Question: Do old grumpy men need spaah treatment? Hmm.
While I keep my fruit roll ups in a secure place (wall safe), I have stress like any harassed grade schooler out there.
Like: At the library we now need to be twelve feet apart and we've been issued DPL (Duluth Public Library) bullhorns so we can communicate.
"This is stupid," Todd said into his bullhorn.
"Don't mess with the bullhorn," I said, "or you'll get the, uh... horny."
"What?!"
"I said...!" I pulled down my Breen. "Don't mess with--"
"Yeah, yeah. If Hilarity tries to move me to another library I'm just going to tell her I have the squirts."
"What?"
"The squirts," Todd yelled across three football field lengths. "I have the squirts!"
"Gross!" I bellowed into my bullhorn.
Hilarity came out of her office, covered in hazmat material fastened with safety pins, because punk rock.
"Get that mask on correctly, Johnson," Hilarity screeched.

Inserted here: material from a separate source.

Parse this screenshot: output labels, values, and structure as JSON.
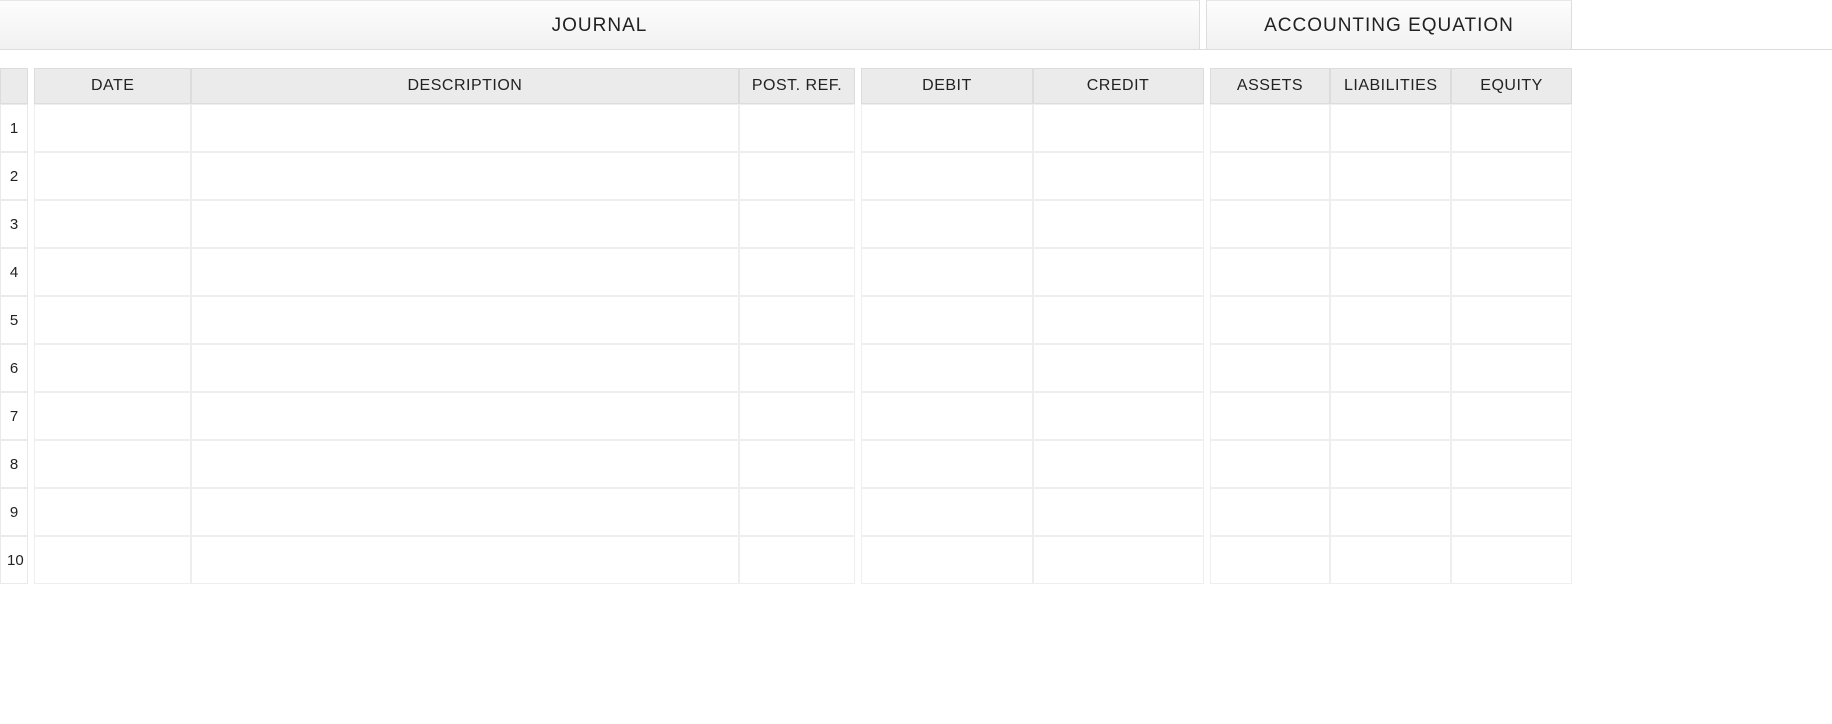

My Breen mask was slightly crooked. Also I had a hole cut out of the front. Sort of like a crotch-less panty, only more sexy.
"Todd? I need to talk to you," Hilarity said.
"Ugnnnnggh," Todd said, beard clenching.
"Commence Operation Diarrhea," I said wittily and coolly.
At the word diarrhea Pat suddenly showed up. He needed me as a witness for a deposition with his landlady.
"Just listen, in case she's violating the disability rights' act. I have a list of my disabilities that I can sue her for if she doesn't let me sleep with cans of corn in my bed."
"Right," I said, wondering how Pat got in the library. "And I'm calling security."